I wouldn't risk it. It is too easy to write the wrong prompts and leak PHI.
ChatGPT:
"Write me a parser for this HL7 message..."
Copilot:
"Using this example message please write a parser for it..."
Yeah... If it was compliant, people would write those in a heartbeat.
Unless sold as HIPAA compliant, and the conditions of use for that compliance are known... don't trust it, for SAAS.
This is stuff covered in your yearly HIPAA briefing folks.
1. First, you really only need to worry about the specifics of HIPAA if you are a "covered entity" under the law (primarily a hospital or other healthcare provider, or a health insurer), or if you have signed a BAA with another company (more on that below). There are all sorts of misunderstandings that you can't, for example, say something like "Jane couldn't make the meeting because she's out with the flu" at a company - that's not how it works. Unless you're a covered entity, you're under no obligation to keep PHI private under HIPAA.
2. If you do work at a HIPAA covered entity, it usually is made explicitly clear where patient data is or is not allowed. Even if GitHub Copilot were "HIPAA Compliant", unless they signed a HIPAA BAA (business associate agreement) with your company, it's still not OK to send them any PHI.

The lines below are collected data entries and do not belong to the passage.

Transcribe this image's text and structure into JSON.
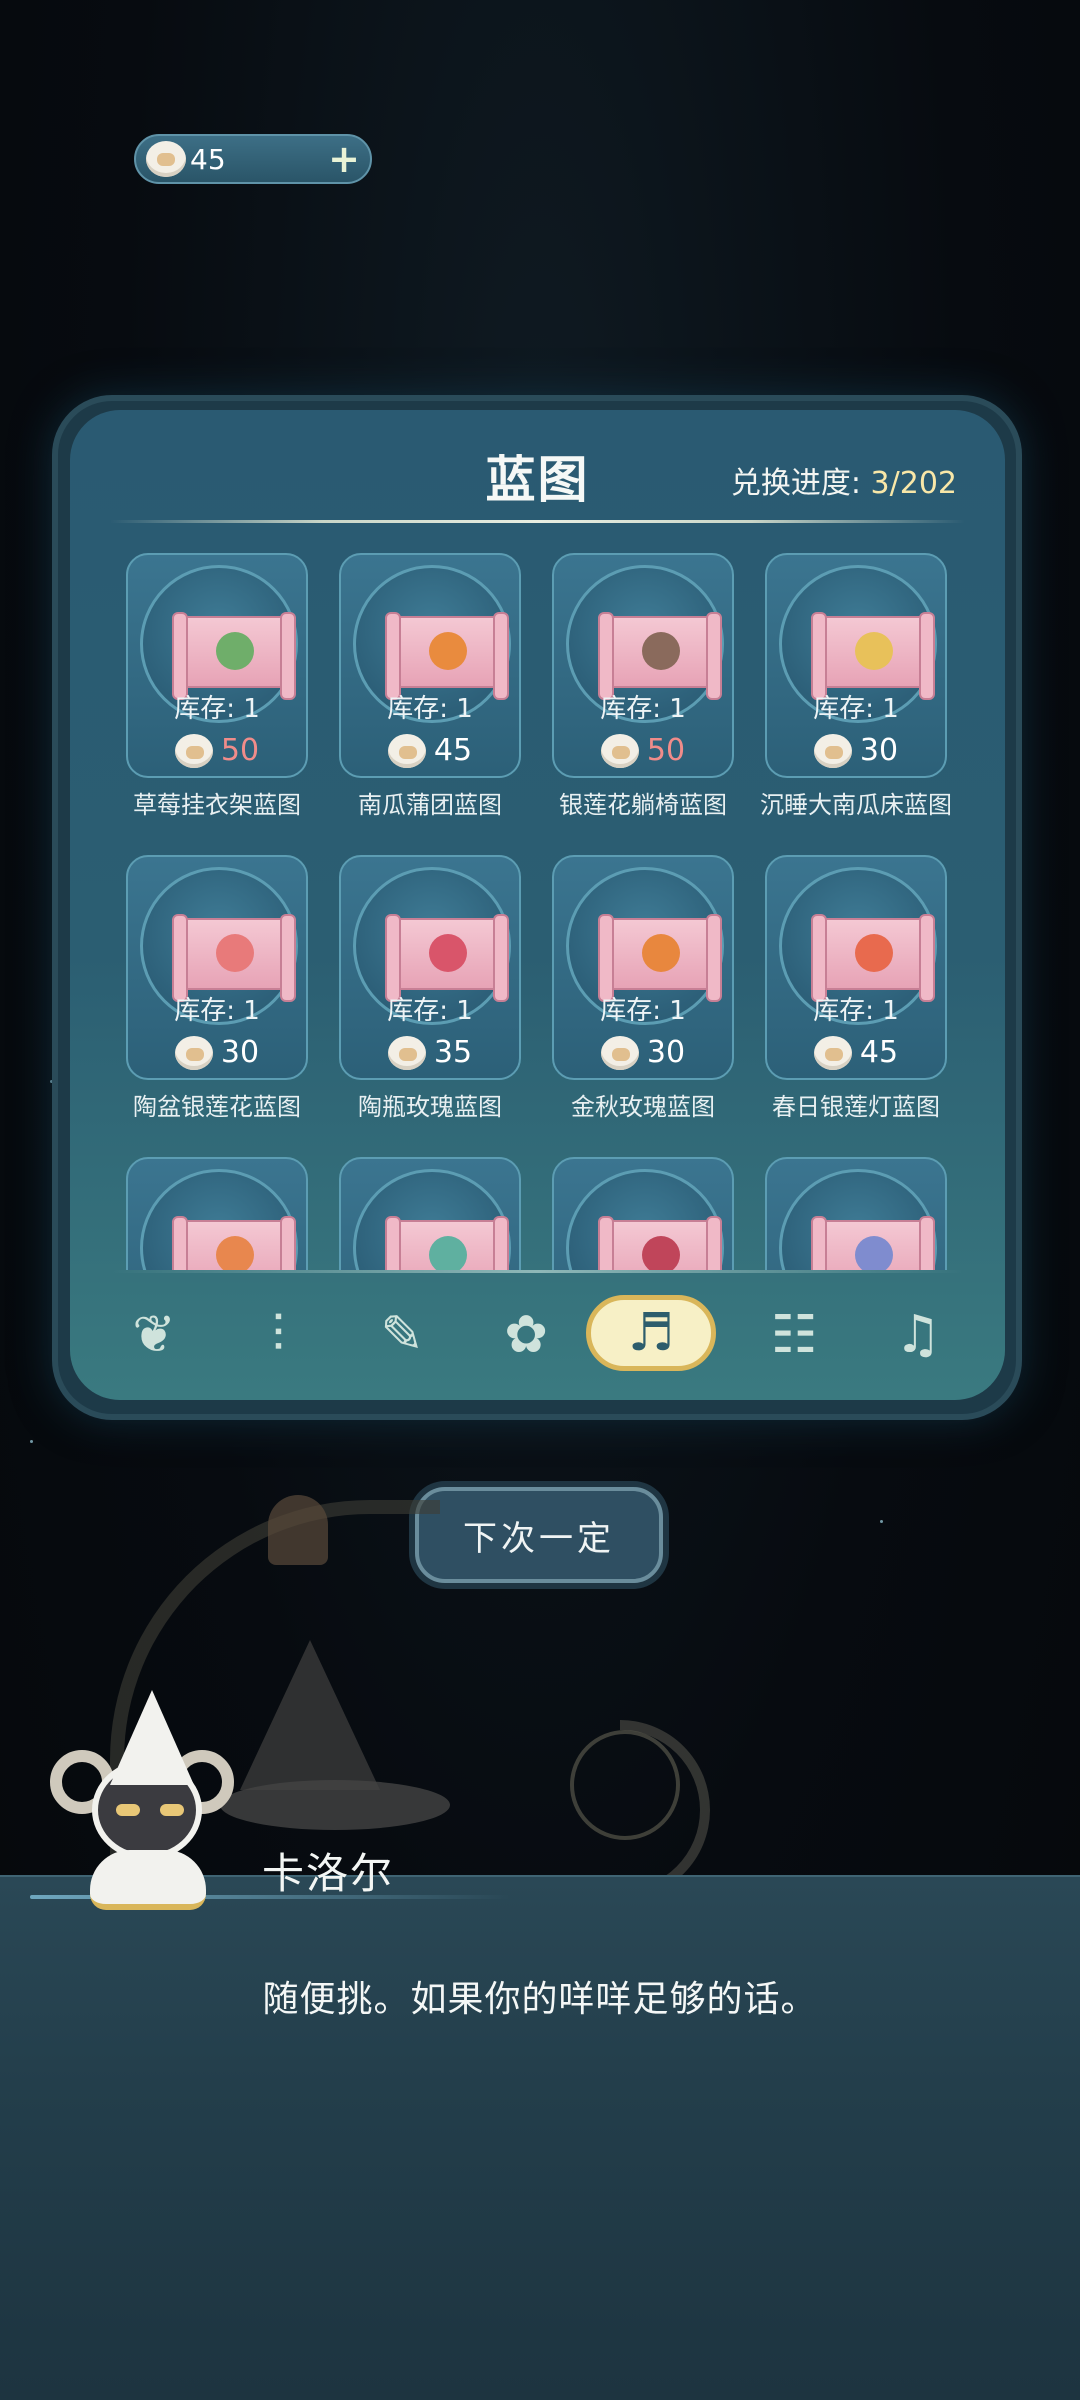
{
  "currency": {
    "amount": "45",
    "icon": "sheep-coin-icon",
    "add_icon": "+"
  },
  "panel": {
    "title": "蓝图",
    "progress_label": "兑换进度: ",
    "progress_value": "3/202"
  },
  "items": [
    {
      "name": "草莓挂衣架蓝图",
      "stock": "库存: 1",
      "price": "50",
      "affordable": false,
      "deco_color": "#6fae6a"
    },
    {
      "name": "南瓜蒲团蓝图",
      "stock": "库存: 1",
      "price": "45",
      "affordable": true,
      "deco_color": "#e98b3e"
    },
    {
      "name": "银莲花躺椅蓝图",
      "stock": "库存: 1",
      "price": "50",
      "affordable": false,
      "deco_color": "#8a6a5c"
    },
    {
      "name": "沉睡大南瓜床蓝图",
      "stock": "库存: 1",
      "price": "30",
      "affordable": true,
      "deco_color": "#e8c15a"
    },
    {
      "name": "陶盆银莲花蓝图",
      "stock": "库存: 1",
      "price": "30",
      "affordable": true,
      "deco_color": "#e87a7a"
    },
    {
      "name": "陶瓶玫瑰蓝图",
      "stock": "库存: 1",
      "price": "35",
      "affordable": true,
      "deco_color": "#d9556a"
    },
    {
      "name": "金秋玫瑰蓝图",
      "stock": "库存: 1",
      "price": "30",
      "affordable": true,
      "deco_color": "#e8873e"
    },
    {
      "name": "春日银莲灯蓝图",
      "stock": "库存: 1",
      "price": "45",
      "affordable": true,
      "deco_color": "#e86a4e"
    },
    {
      "name": "",
      "stock": "",
      "price": "",
      "affordable": true,
      "deco_color": "#e8874e"
    },
    {
      "name": "",
      "stock": "",
      "price": "",
      "affordable": true,
      "deco_color": "#5fb0a0"
    },
    {
      "name": "",
      "stock": "",
      "price": "",
      "affordable": true,
      "deco_color": "#c0455a"
    },
    {
      "name": "",
      "stock": "",
      "price": "",
      "affordable": true,
      "deco_color": "#7f8ccf"
    }
  ],
  "tabs": [
    {
      "id": "plant",
      "icon": "sprout-icon",
      "glyph": "❦",
      "active": false
    },
    {
      "id": "decor",
      "icon": "rug-icon",
      "glyph": "⫶",
      "active": false
    },
    {
      "id": "tools",
      "icon": "tools-icon",
      "glyph": "✎",
      "active": false
    },
    {
      "id": "lamp",
      "icon": "lamp-icon",
      "glyph": "✿",
      "active": false
    },
    {
      "id": "blueprint",
      "icon": "blueprint-icon",
      "glyph": "♬",
      "active": true
    },
    {
      "id": "furniture",
      "icon": "shelf-icon",
      "glyph": "☷",
      "active": false
    },
    {
      "id": "music",
      "icon": "record-icon",
      "glyph": "♫",
      "active": false
    }
  ],
  "next_button": "下次一定",
  "dialog": {
    "speaker": "卡洛尔",
    "text": "随便挑。如果你的咩咩足够的话。"
  },
  "colors": {
    "affordable_price": "#ffffff",
    "unaffordable_price": "#f08c8a",
    "progress_value": "#f8e7a8",
    "active_tab_bg": "#f7f0c6"
  }
}
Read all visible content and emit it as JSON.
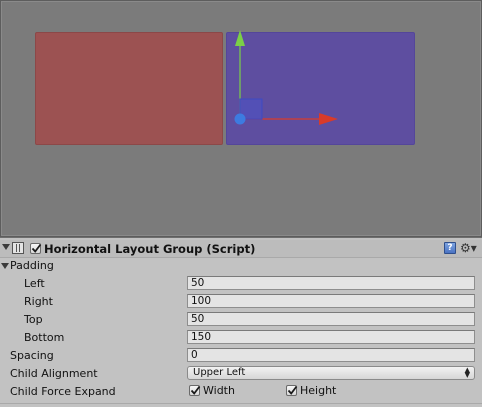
{
  "scene": {
    "panels": [
      {
        "name": "red-panel",
        "color": "#9c5252"
      },
      {
        "name": "purple-panel",
        "color": "#5e4ea0"
      }
    ],
    "gizmo": {
      "y_axis_color": "#7bd046",
      "x_axis_color": "#d93b2a",
      "center_color": "#3d7be0"
    }
  },
  "component": {
    "title": "Horizontal Layout Group (Script)",
    "enabled": true,
    "icons": [
      "foldout-arrow-icon",
      "script-icon",
      "help-icon",
      "gear-icon"
    ]
  },
  "properties": {
    "padding": {
      "label": "Padding",
      "left": {
        "label": "Left",
        "value": "50"
      },
      "right": {
        "label": "Right",
        "value": "100"
      },
      "top": {
        "label": "Top",
        "value": "50"
      },
      "bottom": {
        "label": "Bottom",
        "value": "150"
      }
    },
    "spacing": {
      "label": "Spacing",
      "value": "0"
    },
    "child_alignment": {
      "label": "Child Alignment",
      "value": "Upper Left"
    },
    "child_force_expand": {
      "label": "Child Force Expand",
      "width": {
        "label": "Width",
        "checked": true
      },
      "height": {
        "label": "Height",
        "checked": true
      }
    }
  }
}
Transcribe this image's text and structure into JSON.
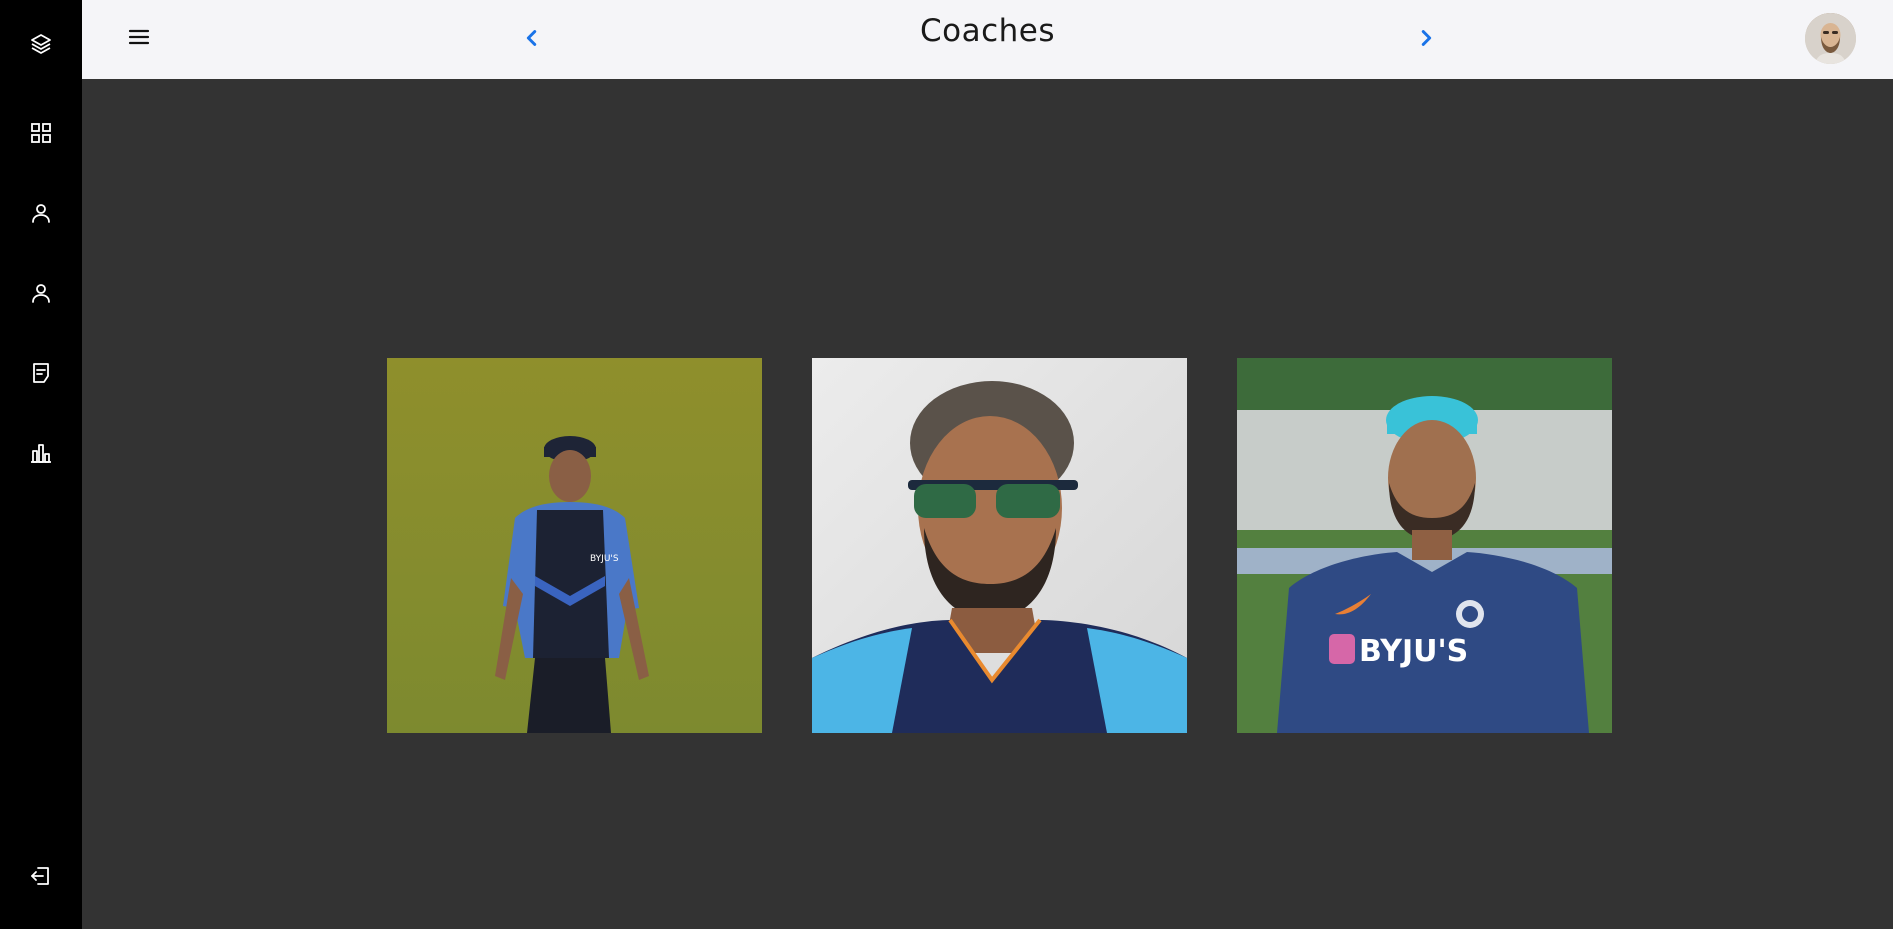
{
  "sidebar": {
    "items": [
      {
        "icon": "layers-icon"
      },
      {
        "icon": "dashboard-grid-icon"
      },
      {
        "icon": "user-icon"
      },
      {
        "icon": "user-icon"
      },
      {
        "icon": "notes-icon"
      },
      {
        "icon": "bar-chart-icon"
      }
    ],
    "logout_icon": "logout-icon"
  },
  "header": {
    "title": "Coaches",
    "menu_icon": "hamburger-menu-icon",
    "prev_icon": "chevron-left-icon",
    "next_icon": "chevron-right-icon",
    "avatar": "user-avatar"
  },
  "main": {
    "coaches": [
      {
        "photo": "coach-photo",
        "caption_text": "BYJU'S"
      },
      {
        "photo": "coach-photo"
      },
      {
        "photo": "coach-photo",
        "jersey_text": "BYJU'S"
      }
    ]
  },
  "colors": {
    "sidebar_bg": "#000000",
    "header_bg": "#f5f5f8",
    "content_bg": "#333333",
    "accent": "#1a73e8",
    "icon": "#ffffff"
  }
}
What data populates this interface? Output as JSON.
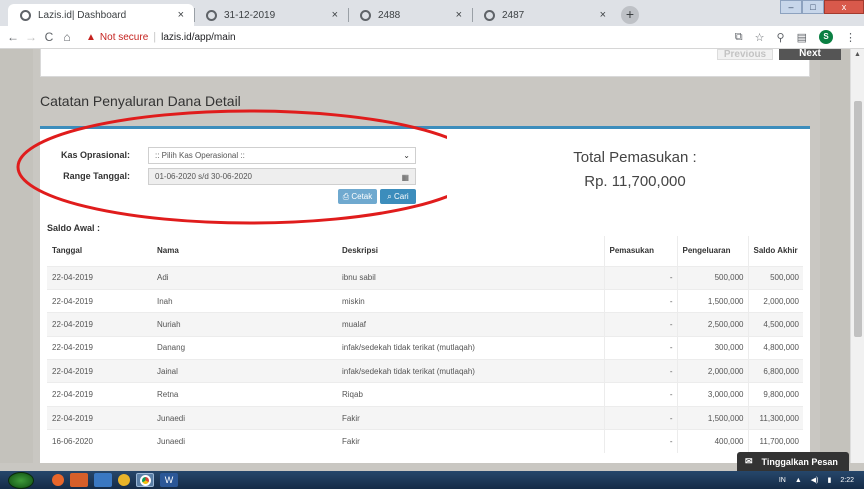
{
  "browser": {
    "tabs": [
      {
        "title": "Lazis.id| Dashboard",
        "close": "×"
      },
      {
        "title": "31-12-2019",
        "close": "×"
      },
      {
        "title": "2488",
        "close": "×"
      },
      {
        "title": "2487",
        "close": "×"
      }
    ],
    "new_tab": "+",
    "window_controls": {
      "min": "–",
      "max": "□",
      "close": "x"
    },
    "nav": {
      "back": "←",
      "forward": "→",
      "reload": "C",
      "home": "⌂"
    },
    "warning_icon": "▲",
    "security": "Not secure",
    "url_separator": "|",
    "url": "lazis.id/app/main",
    "right_icons": {
      "translate": "⧉",
      "star": "☆",
      "tools": "⚲",
      "docs": "▤",
      "profile": "S",
      "menu": "⋮"
    }
  },
  "pagination": {
    "previous": "Previous",
    "next": "Next"
  },
  "page_title": "Catatan Penyaluran Dana Detail",
  "form": {
    "kas_label": "Kas Oprasional:",
    "kas_value": ":: Pilih Kas Operasional ::",
    "kas_caret": "⌄",
    "range_label": "Range Tanggal:",
    "range_value": "01-06-2020 s/d 30-06-2020",
    "range_icon": "▦",
    "cetak_button": "Cetak",
    "cetak_icon": "⎙",
    "cari_button": "Cari",
    "cari_icon": "⌕"
  },
  "summary": {
    "total_label": "Total Pemasukan :",
    "total_value": "Rp. 11,700,000"
  },
  "annotation_color": "#e01c1c",
  "accent_color": "#3c8dbc",
  "saldo_awal_label": "Saldo Awal :",
  "table": {
    "headers": {
      "tanggal": "Tanggal",
      "nama": "Nama",
      "deskripsi": "Deskripsi",
      "pemasukan": "Pemasukan",
      "pengeluaran": "Pengeluaran",
      "saldo": "Saldo Akhir"
    },
    "rows": [
      {
        "tanggal": "22-04-2019",
        "nama": "Adi",
        "deskripsi": "ibnu sabil",
        "pemasukan": "-",
        "pengeluaran": "500,000",
        "saldo": "500,000"
      },
      {
        "tanggal": "22-04-2019",
        "nama": "Inah",
        "deskripsi": "miskin",
        "pemasukan": "-",
        "pengeluaran": "1,500,000",
        "saldo": "2,000,000"
      },
      {
        "tanggal": "22-04-2019",
        "nama": "Nuriah",
        "deskripsi": "mualaf",
        "pemasukan": "-",
        "pengeluaran": "2,500,000",
        "saldo": "4,500,000"
      },
      {
        "tanggal": "22-04-2019",
        "nama": "Danang",
        "deskripsi": "infak/sedekah tidak terikat (mutlaqah)",
        "pemasukan": "-",
        "pengeluaran": "300,000",
        "saldo": "4,800,000"
      },
      {
        "tanggal": "22-04-2019",
        "nama": "Jainal",
        "deskripsi": "infak/sedekah tidak terikat (mutlaqah)",
        "pemasukan": "-",
        "pengeluaran": "2,000,000",
        "saldo": "6,800,000"
      },
      {
        "tanggal": "22-04-2019",
        "nama": "Retna",
        "deskripsi": "Riqab",
        "pemasukan": "-",
        "pengeluaran": "3,000,000",
        "saldo": "9,800,000"
      },
      {
        "tanggal": "22-04-2019",
        "nama": "Junaedi",
        "deskripsi": "Fakir",
        "pemasukan": "-",
        "pengeluaran": "1,500,000",
        "saldo": "11,300,000"
      },
      {
        "tanggal": "16-06-2020",
        "nama": "Junaedi",
        "deskripsi": "Fakir",
        "pemasukan": "-",
        "pengeluaran": "400,000",
        "saldo": "11,700,000"
      }
    ]
  },
  "chat": {
    "label": "Tinggalkan Pesan",
    "icon": "✉"
  },
  "taskbar": {
    "tray_lang": "IN",
    "tray_up": "▲",
    "tray_volume": "◀)",
    "tray_network": "▮",
    "clock": "2:22"
  }
}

Point being, there are plenty of reasons to be worried about customer privacy and data security, but people like to bring up HIPAA rules in lots of situations where they simply don't apply.
I doubt any company would use this in their production code. Internal tools, maybe.
It's amazing at specific things, like being z context aware boilerplate generator or doing the scaffolding of an algorithm from a comment describing it.
That's really different than using libraries.
I am using it within JS/Vue and Python and really enjoy it a lot. You can write a simple comment like "upsert the object in the store, and if the item is incomplete recursively call a refresh fn until it is complete" and it will "magically" do the rest - down to understanding where the objects I am referring to are in my store, the attribute used to decide this ('completed_at'), down to the correct syntax for updating the data in a way that plays nice with vue reactivity.
It's also a stellar autocompleter in Python-land. I have been using more and more type annotations in my codebases, but even without that, it will usually guess the right attribute or function name.
I also dig the way it will automatically write a docstring for a function. It can sometimes be a great debugging method since I can just have it comment an undocumented fn to quickly glean what it is doing. I'll circle back to enhance the docstring usually too so it is less cookie cutter.
For writing blog posts it is really neat too, because it will help me write functions to illustrate certain points based on what I am trying to teach in the post. Most of the time I can come up with the most succinct and relevant example, but sometimes I cannot and this tool does a good job helping there.
It's not perfect, but the fact that I can type a few words, hit tab, and then correct any mistakes is really a magic experience sometimes.
Have any big companies set policies on employees using these kind of tools? Do they allow them?
My company (big UK-based tech company) had an “all employees” sort of e-mail saying the use of Copilot, ChatGPT et al was not allowed for anything work-related or using company equipment due to unclear licensing model of the generated code.
I find many of these blanket rules silly, but in this case I find it is sensible to wait before polluting our products with this autogenerated code.
I'd say no thanks. I think programmers using Copilot is paying for something that'll hurt them in the long run for a tiny benefit in the short run.
I don't trust Microsoft, and neither should you.